Regelmässige Sichtkontrolle
Ein- bis zweimal pro Jahr visuell kontrollieren: Verschmutzungen, Beschädigungen, lose Kabel, Veränderungen an der Montage. Prüfen Sie auch, ob Bäume gewachsen sind und Schatten werfen.
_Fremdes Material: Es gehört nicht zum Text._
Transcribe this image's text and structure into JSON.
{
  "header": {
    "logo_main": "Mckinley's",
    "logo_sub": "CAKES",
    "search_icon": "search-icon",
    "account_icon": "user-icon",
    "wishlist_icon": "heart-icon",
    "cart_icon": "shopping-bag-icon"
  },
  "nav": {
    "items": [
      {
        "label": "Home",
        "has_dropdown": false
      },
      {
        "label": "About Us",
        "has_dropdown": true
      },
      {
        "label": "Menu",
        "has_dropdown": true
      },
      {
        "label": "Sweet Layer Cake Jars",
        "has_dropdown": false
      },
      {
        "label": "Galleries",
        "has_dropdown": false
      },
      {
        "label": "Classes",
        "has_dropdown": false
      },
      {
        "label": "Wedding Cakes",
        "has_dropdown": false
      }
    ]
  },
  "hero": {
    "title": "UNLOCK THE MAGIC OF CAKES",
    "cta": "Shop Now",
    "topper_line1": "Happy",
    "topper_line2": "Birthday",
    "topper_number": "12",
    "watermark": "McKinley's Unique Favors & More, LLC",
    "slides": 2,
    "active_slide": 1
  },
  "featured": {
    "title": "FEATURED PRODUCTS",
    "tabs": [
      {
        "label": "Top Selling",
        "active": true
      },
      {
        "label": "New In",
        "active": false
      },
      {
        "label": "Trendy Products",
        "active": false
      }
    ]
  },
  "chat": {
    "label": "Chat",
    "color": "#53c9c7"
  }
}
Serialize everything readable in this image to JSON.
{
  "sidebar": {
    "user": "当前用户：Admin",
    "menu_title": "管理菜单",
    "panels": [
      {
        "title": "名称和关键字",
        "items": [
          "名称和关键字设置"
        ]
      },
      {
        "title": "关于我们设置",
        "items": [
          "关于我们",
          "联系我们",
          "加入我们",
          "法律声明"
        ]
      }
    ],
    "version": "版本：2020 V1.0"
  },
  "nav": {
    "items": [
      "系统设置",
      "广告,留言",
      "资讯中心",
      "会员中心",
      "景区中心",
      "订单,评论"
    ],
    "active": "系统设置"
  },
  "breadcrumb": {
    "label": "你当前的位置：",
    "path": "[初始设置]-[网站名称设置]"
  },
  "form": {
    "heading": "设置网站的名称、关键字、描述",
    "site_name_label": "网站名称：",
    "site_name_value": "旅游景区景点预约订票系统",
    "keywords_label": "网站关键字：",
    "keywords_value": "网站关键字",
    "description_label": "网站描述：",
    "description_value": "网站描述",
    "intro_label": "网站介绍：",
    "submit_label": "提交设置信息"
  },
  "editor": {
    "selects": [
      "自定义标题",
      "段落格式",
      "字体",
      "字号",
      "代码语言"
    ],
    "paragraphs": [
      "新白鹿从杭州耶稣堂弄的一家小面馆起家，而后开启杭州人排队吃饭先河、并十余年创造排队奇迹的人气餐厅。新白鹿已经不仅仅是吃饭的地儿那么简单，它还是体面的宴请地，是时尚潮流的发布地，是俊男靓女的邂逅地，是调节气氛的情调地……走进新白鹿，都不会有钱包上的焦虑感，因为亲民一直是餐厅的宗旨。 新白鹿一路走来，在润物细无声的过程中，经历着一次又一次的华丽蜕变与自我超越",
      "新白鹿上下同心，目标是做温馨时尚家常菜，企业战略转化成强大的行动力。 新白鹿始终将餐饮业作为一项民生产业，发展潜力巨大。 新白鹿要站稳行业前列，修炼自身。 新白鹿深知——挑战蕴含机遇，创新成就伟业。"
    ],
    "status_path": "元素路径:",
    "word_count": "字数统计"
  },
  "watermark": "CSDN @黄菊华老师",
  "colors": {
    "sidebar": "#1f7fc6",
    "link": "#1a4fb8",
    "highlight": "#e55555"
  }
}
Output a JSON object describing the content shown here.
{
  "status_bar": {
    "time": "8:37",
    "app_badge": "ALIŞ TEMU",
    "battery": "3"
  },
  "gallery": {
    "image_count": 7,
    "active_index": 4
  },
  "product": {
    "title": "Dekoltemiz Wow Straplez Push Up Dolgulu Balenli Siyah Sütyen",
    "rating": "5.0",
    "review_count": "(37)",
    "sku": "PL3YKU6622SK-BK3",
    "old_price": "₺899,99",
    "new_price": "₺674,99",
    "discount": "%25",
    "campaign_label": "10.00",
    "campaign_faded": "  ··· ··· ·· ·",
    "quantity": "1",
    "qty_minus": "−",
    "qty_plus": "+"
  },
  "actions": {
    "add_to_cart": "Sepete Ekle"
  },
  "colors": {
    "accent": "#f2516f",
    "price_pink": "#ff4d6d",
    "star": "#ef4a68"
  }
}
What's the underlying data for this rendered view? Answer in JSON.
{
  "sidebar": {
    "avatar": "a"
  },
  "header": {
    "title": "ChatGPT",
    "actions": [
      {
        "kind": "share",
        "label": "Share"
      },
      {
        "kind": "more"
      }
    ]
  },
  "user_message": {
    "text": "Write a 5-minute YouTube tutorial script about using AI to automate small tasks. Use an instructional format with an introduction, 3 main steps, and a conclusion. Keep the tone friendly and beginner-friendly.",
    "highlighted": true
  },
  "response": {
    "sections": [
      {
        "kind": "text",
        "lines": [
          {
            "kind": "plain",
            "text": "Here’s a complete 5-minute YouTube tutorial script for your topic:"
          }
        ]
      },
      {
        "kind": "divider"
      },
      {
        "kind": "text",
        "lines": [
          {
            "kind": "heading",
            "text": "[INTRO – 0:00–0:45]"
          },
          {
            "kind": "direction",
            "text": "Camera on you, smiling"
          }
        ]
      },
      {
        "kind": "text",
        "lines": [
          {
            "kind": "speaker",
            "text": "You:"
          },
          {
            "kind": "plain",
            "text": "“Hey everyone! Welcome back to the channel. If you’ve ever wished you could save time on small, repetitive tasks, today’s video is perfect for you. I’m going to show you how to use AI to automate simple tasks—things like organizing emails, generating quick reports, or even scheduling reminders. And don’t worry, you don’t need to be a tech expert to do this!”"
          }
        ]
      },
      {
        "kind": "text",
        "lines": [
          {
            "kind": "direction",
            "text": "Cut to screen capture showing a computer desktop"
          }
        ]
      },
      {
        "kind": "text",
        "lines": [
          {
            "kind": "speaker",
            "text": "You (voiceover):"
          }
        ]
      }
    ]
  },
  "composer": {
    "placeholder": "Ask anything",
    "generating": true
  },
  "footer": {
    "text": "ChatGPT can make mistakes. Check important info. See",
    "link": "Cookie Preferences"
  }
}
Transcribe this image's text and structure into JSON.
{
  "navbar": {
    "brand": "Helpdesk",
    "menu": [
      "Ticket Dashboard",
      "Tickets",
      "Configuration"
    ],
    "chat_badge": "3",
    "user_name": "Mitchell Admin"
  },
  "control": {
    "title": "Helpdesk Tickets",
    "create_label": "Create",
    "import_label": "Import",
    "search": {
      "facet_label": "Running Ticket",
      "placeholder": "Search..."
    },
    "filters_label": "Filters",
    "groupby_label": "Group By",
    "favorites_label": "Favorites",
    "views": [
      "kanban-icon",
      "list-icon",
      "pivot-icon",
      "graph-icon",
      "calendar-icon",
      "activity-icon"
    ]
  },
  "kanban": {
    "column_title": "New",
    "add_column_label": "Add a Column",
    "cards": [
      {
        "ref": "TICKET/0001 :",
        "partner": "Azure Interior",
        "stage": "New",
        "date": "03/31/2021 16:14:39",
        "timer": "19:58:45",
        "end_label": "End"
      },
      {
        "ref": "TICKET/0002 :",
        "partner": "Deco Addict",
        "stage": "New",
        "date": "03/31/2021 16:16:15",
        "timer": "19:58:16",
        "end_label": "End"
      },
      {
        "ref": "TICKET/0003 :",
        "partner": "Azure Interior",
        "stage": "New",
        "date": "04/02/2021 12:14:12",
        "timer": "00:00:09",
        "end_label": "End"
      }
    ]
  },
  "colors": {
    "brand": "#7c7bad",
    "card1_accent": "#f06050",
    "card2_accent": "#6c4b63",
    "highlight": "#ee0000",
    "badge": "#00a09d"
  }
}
Monitoring der Ertragsdaten
Die wichtigste Wartung ist die regelmässige Überwachung über das Monitoring-Portal. Vergleichen Sie Ist- mit Sollwerten. Ein plötzlicher Einbruch zeigt ein Problem an. Viele Wechselrichter senden automatisch Benachrichtigungen.
Reinigung der Module
Meist reinigen sich Module durch Regen selbst. Professionelle Reinigung nur bei starker Verschmutzung durch Vogelkot, Blütenstaub oder Baustellenstaub. Nie Hochdruckreiniger verwenden.
Wechselrichter-Wartung
Lebensdauer 10 bis 15 Jahre. Austausch nach 12-15 Jahren einplanen. Kosten: CHF 2'000 bis 4'000.
Professionelle Wartung
Alle 3 bis 5 Jahre: Prüfung elektrischer Verbindungen, Modulleistung, Montagestruktur, Wechselrichter. Kosten: CHF 300 bis 600.
Versicherung
Versichern Sie Ihre Anlage gegen Hagel, Sturm, Feuer und Überspannung. Oft über die Gebäudeversicherung abgedeckt. Separate PV-Versicherung: CHF 100 bis 200 pro Jahr.
Fazit
Mit regelmässiger Kontrolle, Monitoring und professioneller Wartung alle paar Jahre funktioniert Ihre Anlage optimal.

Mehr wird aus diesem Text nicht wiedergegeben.